O protagonista até tenta arrumar algum emprego na região, para ver se haveria algo que o ajudasse a ficar, porém sem sucesso. Ao final ele consegue que o sobrinho seja adotado por um casal de amigos de seu irmão falecido, e o menino fica então na cidade de origem.
O protagonista não aprofunda nada, nenhuma discussão, nenhuma conversa, nenhuma conexão ou relacionamento. Ele não consegue se comprometer.


Há uma cena tocante em que sua ex-mulher – que também perdeu as crianças naquele fatídico incêndio – o encontra na rua e se declara a ele. Ela que já está casada com outra pessoa, que acabou de ter outro bebê, que conseguiu continuar a vida, diz a ele que ainda o ama. Ela que teria motivos óbvios para o culpar, para odiá-lo e excluí-lo de sua vida. Mas ela conseguiu superar de alguma forma melhor do que ele, pois conseguiu estabelecer outro relacionamento e continuar em frente. Só que ela ainda o ama, e ao vê-lo demonstra que estaria disposta a ficar com ele depois de tudo. Mas ele diz que não sente nada, e deveras é isso mesmo que ele deixa transparecer, não restou nada.

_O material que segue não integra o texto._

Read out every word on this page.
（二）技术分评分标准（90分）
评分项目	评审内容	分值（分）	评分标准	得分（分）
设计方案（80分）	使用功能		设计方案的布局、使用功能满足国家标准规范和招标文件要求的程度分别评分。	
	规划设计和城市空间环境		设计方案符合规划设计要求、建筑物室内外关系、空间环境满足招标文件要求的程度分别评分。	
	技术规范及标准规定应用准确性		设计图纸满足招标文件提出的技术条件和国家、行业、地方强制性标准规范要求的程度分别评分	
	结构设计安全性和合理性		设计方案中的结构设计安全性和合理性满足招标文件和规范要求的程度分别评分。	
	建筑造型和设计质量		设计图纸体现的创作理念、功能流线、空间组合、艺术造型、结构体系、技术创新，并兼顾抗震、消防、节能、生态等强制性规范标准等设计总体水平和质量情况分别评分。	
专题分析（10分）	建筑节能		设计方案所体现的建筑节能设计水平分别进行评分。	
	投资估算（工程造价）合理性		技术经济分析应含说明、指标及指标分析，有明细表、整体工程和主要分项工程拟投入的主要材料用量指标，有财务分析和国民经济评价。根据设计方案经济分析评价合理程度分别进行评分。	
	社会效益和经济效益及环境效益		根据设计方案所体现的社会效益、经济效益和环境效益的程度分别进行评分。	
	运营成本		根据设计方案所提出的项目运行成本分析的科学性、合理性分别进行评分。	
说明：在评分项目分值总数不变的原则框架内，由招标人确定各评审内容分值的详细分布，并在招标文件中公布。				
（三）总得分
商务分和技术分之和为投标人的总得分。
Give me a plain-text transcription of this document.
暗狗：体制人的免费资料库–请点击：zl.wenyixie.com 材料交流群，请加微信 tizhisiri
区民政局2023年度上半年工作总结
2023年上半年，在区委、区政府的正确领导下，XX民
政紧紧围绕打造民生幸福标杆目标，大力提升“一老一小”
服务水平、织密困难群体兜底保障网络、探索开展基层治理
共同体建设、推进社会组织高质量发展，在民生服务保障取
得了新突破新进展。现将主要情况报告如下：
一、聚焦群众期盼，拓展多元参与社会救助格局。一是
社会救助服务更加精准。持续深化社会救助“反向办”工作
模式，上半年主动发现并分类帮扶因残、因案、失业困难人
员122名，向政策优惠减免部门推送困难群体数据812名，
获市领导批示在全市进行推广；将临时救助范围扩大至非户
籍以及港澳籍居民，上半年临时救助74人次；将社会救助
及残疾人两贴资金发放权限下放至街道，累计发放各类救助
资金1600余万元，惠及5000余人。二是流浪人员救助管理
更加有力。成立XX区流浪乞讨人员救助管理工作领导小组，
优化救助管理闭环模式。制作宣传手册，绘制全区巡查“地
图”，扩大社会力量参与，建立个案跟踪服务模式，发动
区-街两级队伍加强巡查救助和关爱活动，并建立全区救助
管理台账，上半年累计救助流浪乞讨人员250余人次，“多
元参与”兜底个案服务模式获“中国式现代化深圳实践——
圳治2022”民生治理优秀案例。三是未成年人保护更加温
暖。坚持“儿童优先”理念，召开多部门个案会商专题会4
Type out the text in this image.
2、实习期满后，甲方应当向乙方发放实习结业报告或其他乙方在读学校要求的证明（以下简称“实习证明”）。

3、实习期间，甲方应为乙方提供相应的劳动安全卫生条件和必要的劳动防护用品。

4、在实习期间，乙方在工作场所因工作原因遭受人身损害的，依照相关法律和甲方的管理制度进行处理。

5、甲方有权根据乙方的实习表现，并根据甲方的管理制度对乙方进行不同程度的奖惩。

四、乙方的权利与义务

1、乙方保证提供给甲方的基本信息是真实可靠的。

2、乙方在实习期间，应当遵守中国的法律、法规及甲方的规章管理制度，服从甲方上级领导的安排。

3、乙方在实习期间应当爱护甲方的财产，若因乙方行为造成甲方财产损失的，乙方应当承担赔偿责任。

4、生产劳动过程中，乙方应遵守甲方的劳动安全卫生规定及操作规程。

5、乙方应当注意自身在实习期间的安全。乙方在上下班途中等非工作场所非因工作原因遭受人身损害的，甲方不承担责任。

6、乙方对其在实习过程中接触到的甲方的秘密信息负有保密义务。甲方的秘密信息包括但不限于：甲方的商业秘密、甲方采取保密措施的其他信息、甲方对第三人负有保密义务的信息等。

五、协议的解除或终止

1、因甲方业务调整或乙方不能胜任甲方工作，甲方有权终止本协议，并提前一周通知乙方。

A impressão é de que ele vive um dia após o outro, um movimento depois de outro, buscando confusão e briga quando possível, principalmente com homens desconhecidos, como se buscasse uma punição para apaziguar a culpa eterna em que ele vive. E nos outros campos tudo estagnado, um trabalho de zelador, de consertar coisas na casa dos outros, parece algo sem sentido pra ele, como se nada o atingisse, como se o desejo estivesse morto. E ainda posso pensar que talvez esse trabalho de consertar as coisas pudesse ser uma busca inconsciente de, lá no fundo, poder consertar alguma coisa dentro dele, ou dentro de suas reminiscências.


Lendo o livro do Bowlby, volume 3 da trilogia Perda: tristeza e depressão p. 25, me deparei com uma ideia que me chamou a atenção e sinto que reflete em algo o que ele estava vivendo ali: “O medo, diz ele, pressupõe a esperança. Só quando lutamos e esperamos por coisas melhores é que ficamos ansiosos, por medo de não consegui-las. ¨Adeus portanto à esperança e, com a esperança, adeus ao medo¨, escreveu Milton.”


Ou seja, ele não sentia mais nada, inclusive medo, nada. Fiquei impactada com o filme. Uma tragédia realmente, totalmente compreensível o estado dele diante disso.
Também fico pensando que a própria ocasião do acidente, do incêndio que matou seus filhos, naquela situação com os amigos bêbados, drogados, fazendo arruaça dentro de casa, de madrugada, significa muita coisa. Ele já era um pai de família, mas seu comportamento deixava claro uma imaturidade e dificuldade em assumir um papel de responsabilidade perante suas obrigações, e a situação que se deu com o acidente e seus efeitos o submergiram em uma situação de culpa irreparável.